UNSA Magazine N°137 - Juin 2011
Il faut augmenter les salaires
Il est des moments où, pour pouvoir résoudre un problème, il faut commencer par l'exposer clairement. Il en est ainsi de la question salariale dans notre pays. Alors, disons-le sans détour : il existe un VRAI problème salarial en France. Et le retour de l'inflation (sans doute aux alentours de 2 % en 2011) ne fait que grossir cette évidence. D'autant que cette hausse des prix affecte spécifiquement des produits qui sont au cœur des dépenses contraintes des ménages : énergie, carburant, denrées alimentaires de base, loyers…
Du coup, le pouvoir d'achat de millions de nos concitoyens est percuté de plein fouet, avec des conséquences qui peuvent être catastrophiques pour les revenus les plus faibles. La Banque de France avait recensé 783 000 ménages en surendettement en 2010. Elle fait état d'une accélération inquiétante pour 2011 : 17 % de dossiers supplémentaires en février 2011 par rapport à décembre 2010.
La présidente du MEDEF, elle-même, a fini par reconnaître l'existence d'un problème de niveau salarial.

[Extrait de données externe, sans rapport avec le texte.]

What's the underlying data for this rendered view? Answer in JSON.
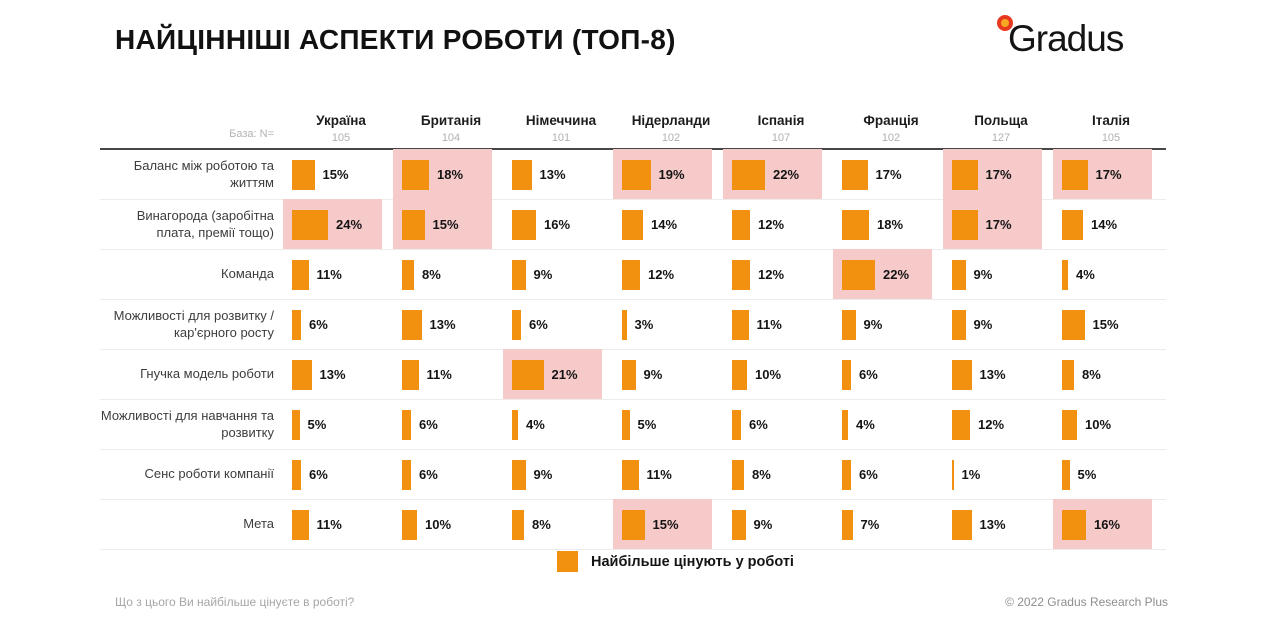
{
  "title": "НАЙЦІННІШІ АСПЕКТИ РОБОТИ (ТОП-8)",
  "logo": {
    "text": "Gradus"
  },
  "base_label": "База: N=",
  "legend": {
    "label": "Найбільше цінують у роботі"
  },
  "footer": {
    "question": "Що з цього Ви найбільше цінуєте в роботі?",
    "copyright": "© 2022 Gradus Research Plus"
  },
  "colors": {
    "bar": "#f2900f",
    "highlight": "#f7caca",
    "header_line": "#474747",
    "row_line": "#ececec"
  },
  "chart_data": {
    "type": "bar",
    "layout": "matrix: rows are work aspects, columns are countries; horizontal orange bars sized by percent; pink highlight marks top values",
    "unit": "%",
    "value_range": [
      0,
      24
    ],
    "countries": [
      {
        "name": "Україна",
        "n": 105
      },
      {
        "name": "Британія",
        "n": 104
      },
      {
        "name": "Німеччина",
        "n": 101
      },
      {
        "name": "Нідерланди",
        "n": 102
      },
      {
        "name": "Іспанія",
        "n": 107
      },
      {
        "name": "Франція",
        "n": 102
      },
      {
        "name": "Польща",
        "n": 127
      },
      {
        "name": "Італія",
        "n": 105
      }
    ],
    "rows": [
      {
        "label": "Баланс між роботою та життям",
        "values": [
          15,
          18,
          13,
          19,
          22,
          17,
          17,
          17
        ],
        "highlighted": [
          false,
          true,
          false,
          true,
          true,
          false,
          true,
          true
        ]
      },
      {
        "label": "Винагорода (заробітна плата, премії тощо)",
        "values": [
          24,
          15,
          16,
          14,
          12,
          18,
          17,
          14
        ],
        "highlighted": [
          true,
          true,
          false,
          false,
          false,
          false,
          true,
          false
        ]
      },
      {
        "label": "Команда",
        "values": [
          11,
          8,
          9,
          12,
          12,
          22,
          9,
          4
        ],
        "highlighted": [
          false,
          false,
          false,
          false,
          false,
          true,
          false,
          false
        ]
      },
      {
        "label": "Можливості для розвитку / кар'єрного росту",
        "values": [
          6,
          13,
          6,
          3,
          11,
          9,
          9,
          15
        ],
        "highlighted": [
          false,
          false,
          false,
          false,
          false,
          false,
          false,
          false
        ]
      },
      {
        "label": "Гнучка модель роботи",
        "values": [
          13,
          11,
          21,
          9,
          10,
          6,
          13,
          8
        ],
        "highlighted": [
          false,
          false,
          true,
          false,
          false,
          false,
          false,
          false
        ]
      },
      {
        "label": "Можливості для навчання та розвитку",
        "values": [
          5,
          6,
          4,
          5,
          6,
          4,
          12,
          10
        ],
        "highlighted": [
          false,
          false,
          false,
          false,
          false,
          false,
          false,
          false
        ]
      },
      {
        "label": "Сенс роботи компанії",
        "values": [
          6,
          6,
          9,
          11,
          8,
          6,
          1,
          5
        ],
        "highlighted": [
          false,
          false,
          false,
          false,
          false,
          false,
          false,
          false
        ]
      },
      {
        "label": "Мета",
        "values": [
          11,
          10,
          8,
          15,
          9,
          7,
          13,
          16
        ],
        "highlighted": [
          false,
          false,
          false,
          true,
          false,
          false,
          false,
          true
        ]
      }
    ]
  }
}
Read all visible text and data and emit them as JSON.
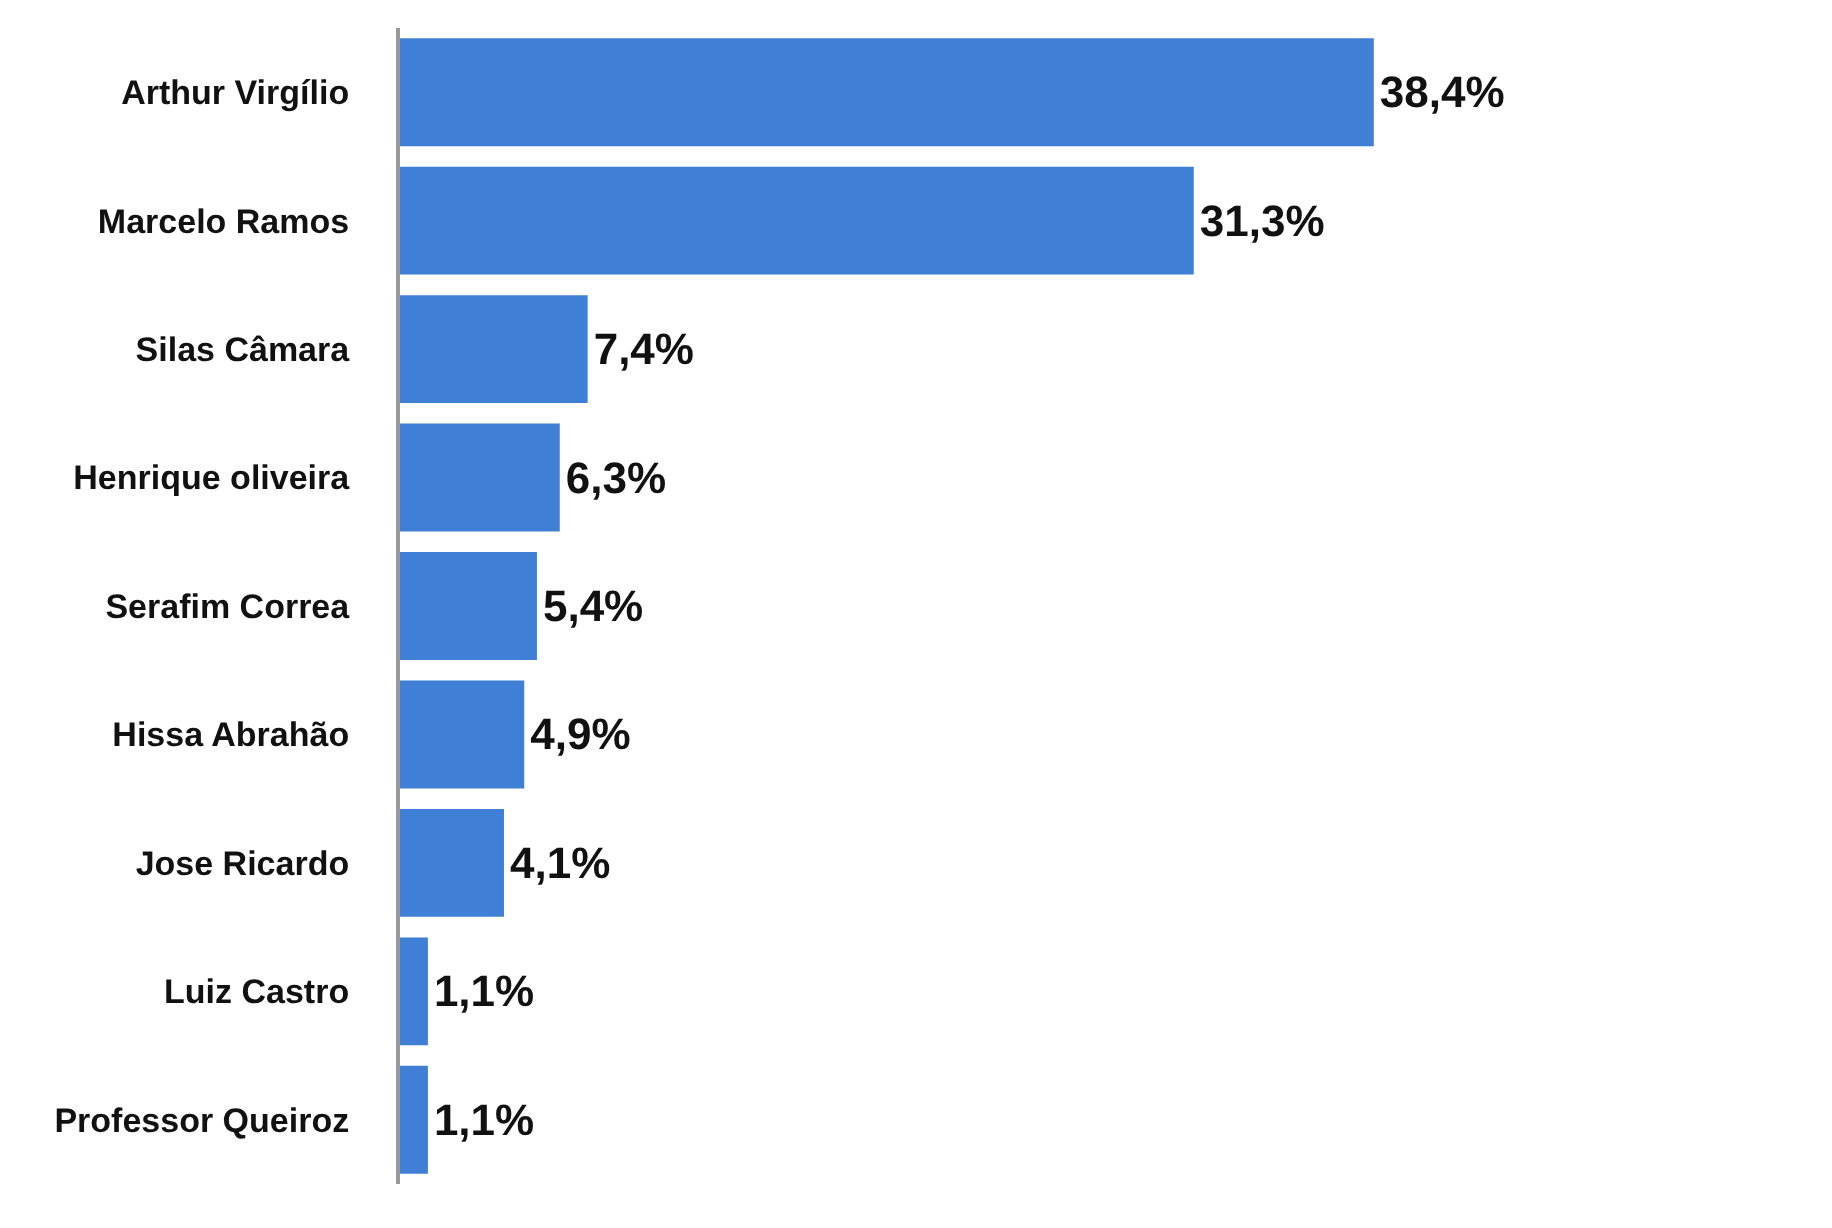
{
  "chart_data": {
    "type": "bar",
    "orientation": "horizontal",
    "categories": [
      "Arthur Virgílio",
      "Marcelo Ramos",
      "Silas Câmara",
      "Henrique oliveira",
      "Serafim Correa",
      "Hissa Abrahão",
      "Jose Ricardo",
      "Luiz Castro",
      "Professor Queiroz"
    ],
    "values": [
      38.4,
      31.3,
      7.4,
      6.3,
      5.4,
      4.9,
      4.1,
      1.1,
      1.1
    ],
    "value_labels": [
      "38,4%",
      "31,3%",
      "7,4%",
      "6,3%",
      "5,4%",
      "4,9%",
      "4,1%",
      "1,1%",
      "1,1%"
    ],
    "color": "#3f7fd6",
    "tick_labels": "y"
  }
}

Et le gouvernement ? Plutôt que d'aborder de front le problème des salaires, il a trouvé cette idée de prime pour les salariés des entreprises augmentant leurs dividendes.

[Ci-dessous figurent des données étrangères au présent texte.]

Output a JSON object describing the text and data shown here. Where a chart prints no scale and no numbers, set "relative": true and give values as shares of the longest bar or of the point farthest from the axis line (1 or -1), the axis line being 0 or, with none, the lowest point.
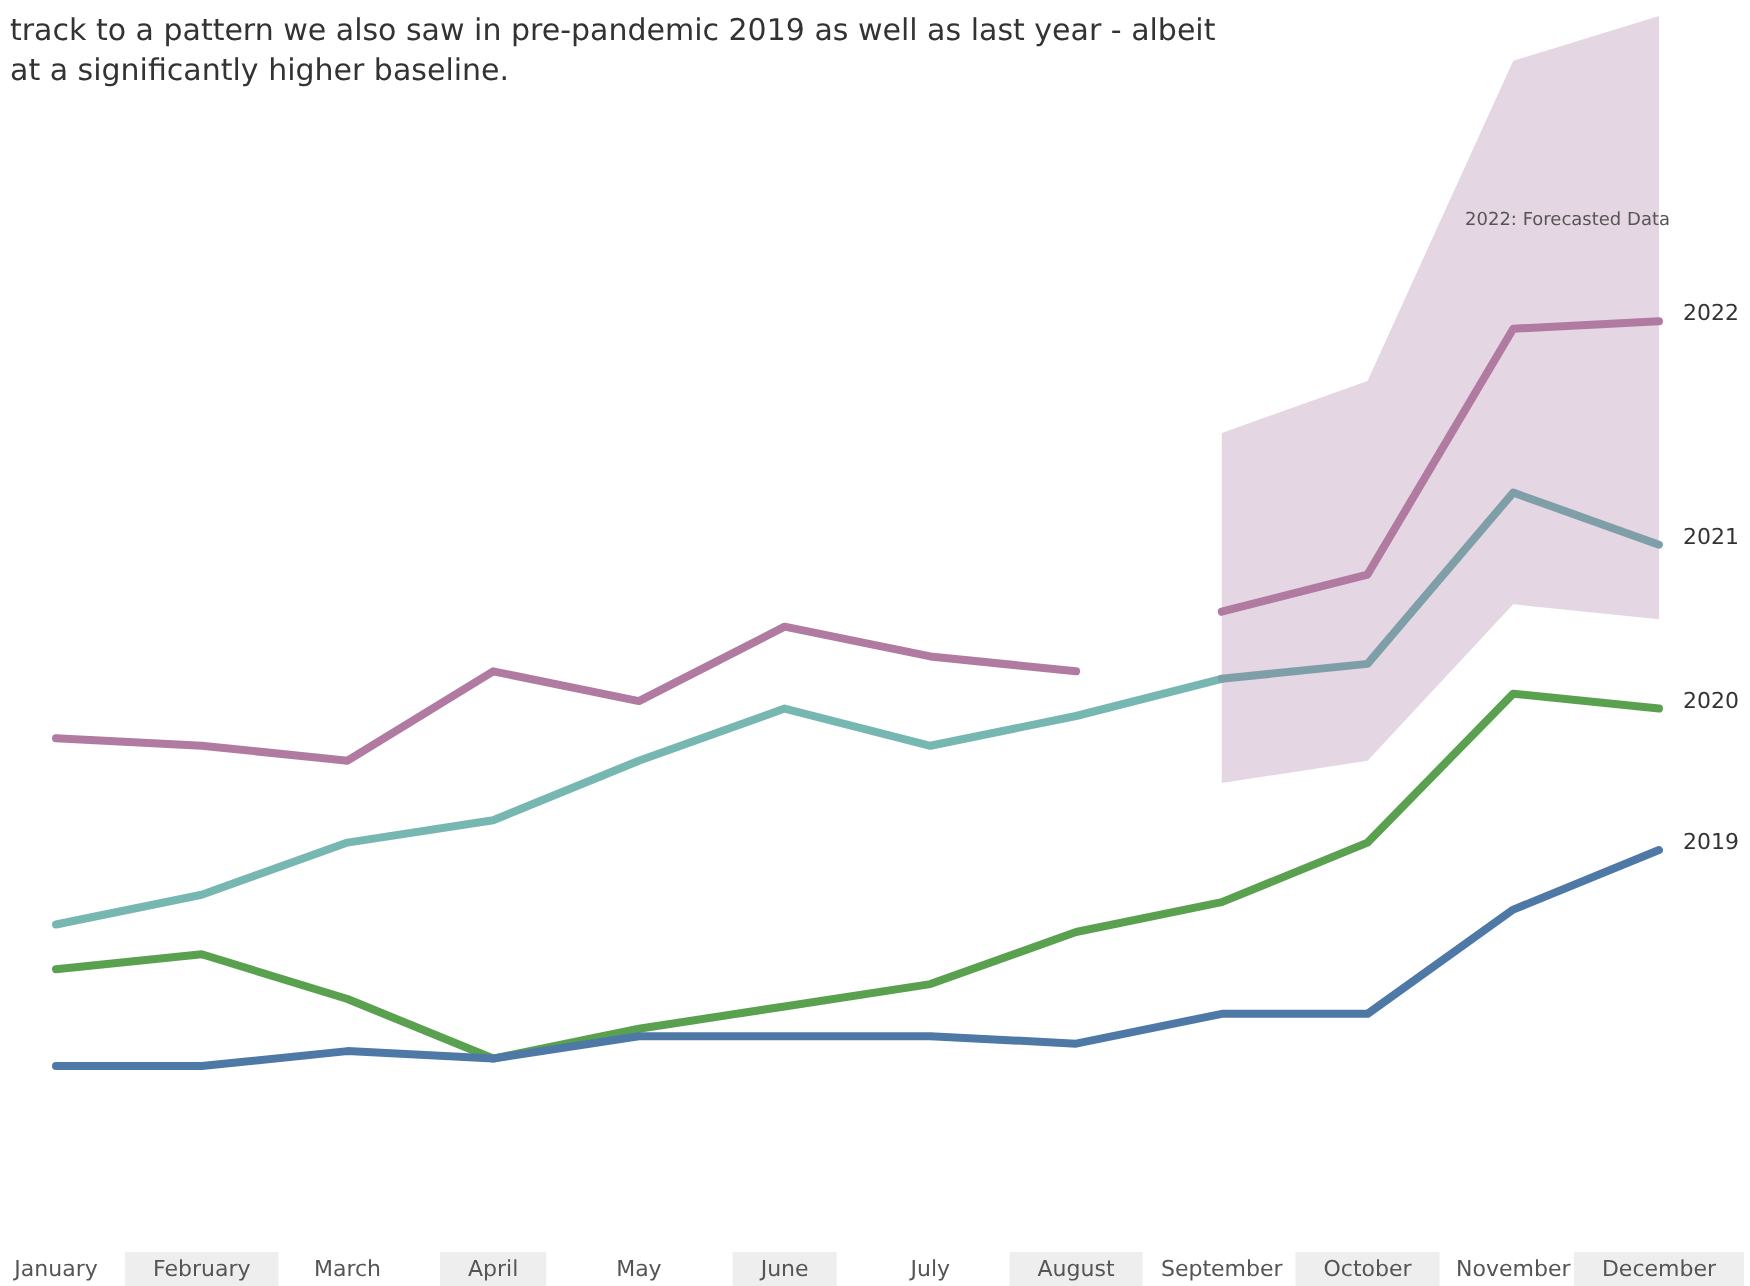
{
  "chart_data": {
    "type": "line",
    "relative": true,
    "title": "track to a pattern we also saw in pre-pandemic 2019 as well as last year - albeit\nat a significantly higher baseline.",
    "categories": [
      "January",
      "February",
      "March",
      "April",
      "May",
      "June",
      "July",
      "August",
      "September",
      "October",
      "November",
      "December"
    ],
    "series": [
      {
        "color": "#b07aa1",
        "values": [
          0.44,
          0.43,
          0.41,
          0.53,
          0.49,
          0.59,
          0.55,
          0.53,
          null,
          null,
          null,
          null
        ]
      },
      {
        "name": "2022",
        "color": "#b07aa1",
        "values": [
          null,
          null,
          null,
          null,
          null,
          null,
          null,
          null,
          0.61,
          0.66,
          0.99,
          1
        ],
        "lower": [
          null,
          null,
          null,
          null,
          null,
          null,
          null,
          null,
          0.38,
          0.41,
          0.62,
          0.6
        ],
        "upper": [
          null,
          null,
          null,
          null,
          null,
          null,
          null,
          null,
          0.85,
          0.92,
          1.35,
          1.41
        ]
      },
      {
        "color": "#76b7b2",
        "values": [
          0.19,
          0.23,
          0.3,
          0.33,
          0.41,
          0.48,
          0.43,
          0.47,
          0.52,
          null,
          null,
          null
        ]
      },
      {
        "name": "2021",
        "color": "#7f9fa8",
        "values": [
          null,
          null,
          null,
          null,
          null,
          null,
          null,
          null,
          0.52,
          0.54,
          0.77,
          0.7
        ]
      },
      {
        "name": "2020",
        "color": "#59a14f",
        "values": [
          0.13,
          0.15,
          0.09,
          0.01,
          0.05,
          0.08,
          0.11,
          0.18,
          0.22,
          0.3,
          0.5,
          0.48
        ]
      },
      {
        "name": "2019",
        "color": "#4e79a7",
        "values": [
          0,
          0,
          0.02,
          0.01,
          0.04,
          0.04,
          0.04,
          0.03,
          0.07,
          0.07,
          0.21,
          0.29
        ]
      }
    ],
    "annotations": [
      "2022: Forecasted Data"
    ],
    "legend": false,
    "grid": false,
    "marker": "none",
    "line_style": "solid"
  }
}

Elle ne concernerait, sous des formes et pour un montant divers, qu'à peine quatre millions des 16,4 millions de salariés du privé et aucun des 5,2 millions de fonctionnaires. Autrement dit, pour 81,5 % de celles et ceux qui vivent de leur salaire et ont tout autant besoin qu'il soit amélioré, c'est : « circulez, y'a rien à voir » !
A l'UNSA, nous n'acceptons pas ce raisonnement. Oui, face à l'inflation, l'augmentation des salaires est indispensable.
Pour cela, chacun doit assumer ses responsabilités :
- l'Etat, en augmentant le point d'indice des fonctionnaires et en revalorisant le SMIC au-delà de ce que la loi lui imposera,
- le patronat, en ouvrant de véritables négociations salariales dans les entreprises,
- les syndicats, en réalisant l'unité dans l'intersyndicale sur cette question.
Avoir un revenu décent pour vivre est tout simplement légitime. Mais redonner des marges de pouvoir d'achat fait aussi partie des réponses économiques. La bonne surprise d'une croissance de 1 % pour ce premier trimestre 2011 ne doit pas cacher qu'elle reste fragile, car essentiellement liée à des mesures conjoncturelles qui ont stimulé la production manufacturière. En France, la consommation, plus qu'ailleurs, a toujours été un moteur fort de la croissance. Pour la consolider, les gains de pouvoir d'achat sont un stimulant indispensable.